Da gibt es einmal das Problem, dass nicht nur der Reifen für einen bestimmten Maximaldruck konzipiert ist, sondern auch die Felge. Und die Felge kann reißen, wenn man den Reifen stärker aufpumpt. Es kann also sein, dass du beim Aufpumpen zwar noch nicht den Maximaldruck des Reifens erreicht hast, aber den Maximaldruck der Felge schon überschritten hast. Man darf natürlich den niedrigeren von beiden nicht überschreiten. Der Maximaldruck, den die Felge aushält, ist übrigens unterschiedlich je nach Reifenbreite. Bei schmalen Reifen darf der Druck höher sein als bei breiten Reifen.

Dann hat der Reifendruck natürlich einen Einfluss auf den Fahrkomfort. Ein knallhart aufgepumpter Reifen federt Unebenheiten weniger weg und dadurch wird das Fahren unkomfortabler.

Aber der hart aufgepumpte Reifen rollt besser auf glattem Asphalt.
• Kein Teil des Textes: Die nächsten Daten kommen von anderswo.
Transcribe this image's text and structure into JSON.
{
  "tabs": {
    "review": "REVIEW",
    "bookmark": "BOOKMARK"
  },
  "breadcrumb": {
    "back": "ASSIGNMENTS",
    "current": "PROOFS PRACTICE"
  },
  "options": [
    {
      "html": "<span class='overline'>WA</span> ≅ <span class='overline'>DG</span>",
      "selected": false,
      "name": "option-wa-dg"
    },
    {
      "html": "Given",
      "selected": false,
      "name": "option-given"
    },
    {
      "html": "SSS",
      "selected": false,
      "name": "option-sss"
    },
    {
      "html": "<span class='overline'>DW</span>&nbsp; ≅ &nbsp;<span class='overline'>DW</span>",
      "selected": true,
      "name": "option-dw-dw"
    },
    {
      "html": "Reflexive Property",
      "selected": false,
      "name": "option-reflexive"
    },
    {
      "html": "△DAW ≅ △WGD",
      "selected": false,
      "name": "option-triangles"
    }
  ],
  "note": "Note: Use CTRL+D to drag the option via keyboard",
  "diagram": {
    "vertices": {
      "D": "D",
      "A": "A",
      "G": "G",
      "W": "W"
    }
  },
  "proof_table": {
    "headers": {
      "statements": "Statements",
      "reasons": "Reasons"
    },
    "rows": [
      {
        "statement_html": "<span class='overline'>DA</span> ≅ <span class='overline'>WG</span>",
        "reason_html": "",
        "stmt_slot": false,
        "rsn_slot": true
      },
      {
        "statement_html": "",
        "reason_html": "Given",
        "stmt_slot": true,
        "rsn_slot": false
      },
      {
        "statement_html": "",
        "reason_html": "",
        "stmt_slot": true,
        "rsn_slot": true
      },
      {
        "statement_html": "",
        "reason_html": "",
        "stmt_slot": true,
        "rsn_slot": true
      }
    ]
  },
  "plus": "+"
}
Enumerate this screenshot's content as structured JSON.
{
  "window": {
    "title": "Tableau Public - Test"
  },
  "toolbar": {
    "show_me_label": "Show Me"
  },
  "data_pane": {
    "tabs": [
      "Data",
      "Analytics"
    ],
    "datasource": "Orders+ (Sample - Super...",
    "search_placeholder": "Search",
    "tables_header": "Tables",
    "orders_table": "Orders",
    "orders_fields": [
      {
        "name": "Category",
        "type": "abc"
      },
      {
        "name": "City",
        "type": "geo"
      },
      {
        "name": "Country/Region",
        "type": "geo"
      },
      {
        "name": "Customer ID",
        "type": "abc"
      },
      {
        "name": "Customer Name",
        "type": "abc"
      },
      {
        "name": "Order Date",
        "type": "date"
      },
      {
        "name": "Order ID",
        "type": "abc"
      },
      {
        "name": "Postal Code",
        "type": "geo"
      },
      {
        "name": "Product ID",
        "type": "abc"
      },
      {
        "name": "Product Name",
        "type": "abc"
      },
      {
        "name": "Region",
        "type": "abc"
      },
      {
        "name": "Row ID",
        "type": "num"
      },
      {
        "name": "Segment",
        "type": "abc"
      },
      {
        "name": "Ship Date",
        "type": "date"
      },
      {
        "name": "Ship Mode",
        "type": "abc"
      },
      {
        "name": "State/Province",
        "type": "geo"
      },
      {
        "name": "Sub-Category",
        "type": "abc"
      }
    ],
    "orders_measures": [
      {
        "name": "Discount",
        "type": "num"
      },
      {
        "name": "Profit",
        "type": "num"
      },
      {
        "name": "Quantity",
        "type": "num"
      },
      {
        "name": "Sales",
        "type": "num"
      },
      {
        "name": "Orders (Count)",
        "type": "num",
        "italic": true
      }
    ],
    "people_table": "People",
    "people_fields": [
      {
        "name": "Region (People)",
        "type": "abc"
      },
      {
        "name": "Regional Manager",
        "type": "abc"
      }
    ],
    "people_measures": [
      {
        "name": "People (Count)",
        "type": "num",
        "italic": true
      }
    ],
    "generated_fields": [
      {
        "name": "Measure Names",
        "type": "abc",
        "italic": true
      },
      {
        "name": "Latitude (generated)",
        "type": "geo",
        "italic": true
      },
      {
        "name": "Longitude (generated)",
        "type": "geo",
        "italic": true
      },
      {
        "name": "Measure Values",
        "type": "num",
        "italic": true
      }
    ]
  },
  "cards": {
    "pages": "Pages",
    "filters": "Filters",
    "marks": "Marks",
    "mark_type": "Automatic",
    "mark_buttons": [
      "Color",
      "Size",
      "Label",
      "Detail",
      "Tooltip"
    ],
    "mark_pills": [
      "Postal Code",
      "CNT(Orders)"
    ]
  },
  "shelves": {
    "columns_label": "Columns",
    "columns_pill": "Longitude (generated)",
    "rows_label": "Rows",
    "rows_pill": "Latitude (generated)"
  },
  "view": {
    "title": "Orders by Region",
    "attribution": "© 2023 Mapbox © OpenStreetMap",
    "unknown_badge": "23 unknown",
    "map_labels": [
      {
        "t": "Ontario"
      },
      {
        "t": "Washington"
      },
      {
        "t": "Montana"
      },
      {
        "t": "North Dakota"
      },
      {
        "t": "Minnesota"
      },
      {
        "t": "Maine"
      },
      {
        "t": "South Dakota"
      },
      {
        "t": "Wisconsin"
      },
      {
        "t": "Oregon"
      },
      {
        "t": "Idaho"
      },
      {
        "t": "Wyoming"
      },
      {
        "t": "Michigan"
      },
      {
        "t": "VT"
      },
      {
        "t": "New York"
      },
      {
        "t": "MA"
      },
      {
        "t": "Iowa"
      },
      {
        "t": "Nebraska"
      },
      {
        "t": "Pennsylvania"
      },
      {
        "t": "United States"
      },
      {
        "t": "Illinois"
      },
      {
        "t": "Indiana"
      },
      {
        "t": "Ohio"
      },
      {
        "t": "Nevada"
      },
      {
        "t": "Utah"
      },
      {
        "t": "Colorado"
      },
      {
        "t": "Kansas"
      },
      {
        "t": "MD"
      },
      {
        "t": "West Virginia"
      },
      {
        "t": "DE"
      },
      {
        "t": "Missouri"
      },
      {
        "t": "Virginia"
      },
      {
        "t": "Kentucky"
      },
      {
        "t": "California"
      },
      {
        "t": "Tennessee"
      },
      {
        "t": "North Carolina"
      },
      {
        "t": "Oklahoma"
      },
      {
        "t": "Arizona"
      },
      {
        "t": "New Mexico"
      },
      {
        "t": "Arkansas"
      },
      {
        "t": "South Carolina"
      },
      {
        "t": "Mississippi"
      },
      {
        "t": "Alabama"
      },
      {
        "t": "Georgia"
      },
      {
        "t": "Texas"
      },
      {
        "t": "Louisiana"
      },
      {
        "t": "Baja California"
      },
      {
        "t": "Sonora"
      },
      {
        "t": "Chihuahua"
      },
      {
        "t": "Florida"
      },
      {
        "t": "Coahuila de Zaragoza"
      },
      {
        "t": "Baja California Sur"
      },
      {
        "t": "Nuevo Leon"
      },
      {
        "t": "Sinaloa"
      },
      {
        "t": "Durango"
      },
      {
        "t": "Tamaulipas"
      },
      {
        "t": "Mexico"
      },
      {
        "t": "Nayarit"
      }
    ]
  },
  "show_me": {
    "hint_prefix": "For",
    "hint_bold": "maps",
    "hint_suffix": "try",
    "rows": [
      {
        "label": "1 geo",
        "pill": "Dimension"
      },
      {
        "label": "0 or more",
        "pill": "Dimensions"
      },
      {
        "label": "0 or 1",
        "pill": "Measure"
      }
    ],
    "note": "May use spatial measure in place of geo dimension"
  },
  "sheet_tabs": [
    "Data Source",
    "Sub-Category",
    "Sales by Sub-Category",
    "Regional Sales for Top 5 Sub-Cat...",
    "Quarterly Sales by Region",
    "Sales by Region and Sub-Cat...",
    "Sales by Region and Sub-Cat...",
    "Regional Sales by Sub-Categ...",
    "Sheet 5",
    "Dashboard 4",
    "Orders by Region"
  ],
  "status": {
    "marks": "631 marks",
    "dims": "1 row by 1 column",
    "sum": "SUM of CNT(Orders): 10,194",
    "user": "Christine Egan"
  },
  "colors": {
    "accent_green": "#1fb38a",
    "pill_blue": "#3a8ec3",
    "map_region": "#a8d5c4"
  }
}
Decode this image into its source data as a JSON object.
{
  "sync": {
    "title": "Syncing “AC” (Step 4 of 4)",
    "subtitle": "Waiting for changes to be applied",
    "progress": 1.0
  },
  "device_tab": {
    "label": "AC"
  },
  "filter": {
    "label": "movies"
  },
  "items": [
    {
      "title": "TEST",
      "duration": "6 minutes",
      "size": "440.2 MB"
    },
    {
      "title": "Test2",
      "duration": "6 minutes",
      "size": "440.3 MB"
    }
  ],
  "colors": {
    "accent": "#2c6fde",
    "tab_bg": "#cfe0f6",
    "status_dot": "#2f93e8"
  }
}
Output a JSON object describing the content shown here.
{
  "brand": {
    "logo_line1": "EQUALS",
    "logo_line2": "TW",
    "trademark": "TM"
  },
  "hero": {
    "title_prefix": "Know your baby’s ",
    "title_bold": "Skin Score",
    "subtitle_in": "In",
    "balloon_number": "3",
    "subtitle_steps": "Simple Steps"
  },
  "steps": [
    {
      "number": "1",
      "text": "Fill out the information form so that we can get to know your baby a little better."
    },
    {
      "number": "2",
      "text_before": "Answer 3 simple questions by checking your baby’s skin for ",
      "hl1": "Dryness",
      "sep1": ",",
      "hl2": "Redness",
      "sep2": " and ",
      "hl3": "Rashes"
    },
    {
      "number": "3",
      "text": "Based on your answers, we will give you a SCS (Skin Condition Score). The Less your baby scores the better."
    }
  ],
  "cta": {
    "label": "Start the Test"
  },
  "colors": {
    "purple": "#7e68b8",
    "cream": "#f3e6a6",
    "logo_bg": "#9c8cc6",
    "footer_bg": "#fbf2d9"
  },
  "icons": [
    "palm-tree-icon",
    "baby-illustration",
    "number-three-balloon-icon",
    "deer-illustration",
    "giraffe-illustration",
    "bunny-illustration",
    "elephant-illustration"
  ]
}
Und wieder nicht auf unebenen Böden, und wenn es nur Kopfsteinpflaster oder ein paar Steine sind. Denn wenn wir jetzt mal einen wirklich knallhart Reifen annehmen, in den sich solche Unebenheiten nicht reindrücken können, dann muss bei jeder Unebenheit das ganze Rad und ohne Federung auch das ganze Fahrrad mitsamt Fahrer hochgehoben werden, um darüber zu rollen. Das kostet Energie, man wird also langsamer.

Bei einem weich aufgepumpten Reifen können sich Steine o.ä. in den Reifen reindrücken und Rad, Fahrrad und Fahrer können quasi geradeaus weiter rollen, ohne über dieses Hindernis drüber gehoben werden zu müssen. Rollt also besser.

Aus genau dem gleichen Grund hat ein Reifen mit geringem Luftdruck auch deutlich mehr Grip. Wenn du einen steilen Schotterweg bergauf fahren möchtest, kann es bei 3 bar Reifendruck sein, dass dein Hinterrad hilflos durchdreht und du nicht mehr vom Fleck kommst. Und wenn du den Reifendruck auf 1,5 bar absenkst, kannst du plötzlich ganz normal hoch fahren. Durch den halben Luftdruck hast du die doppelte Fläche an Reifen, die Kontakt zum Boden hat.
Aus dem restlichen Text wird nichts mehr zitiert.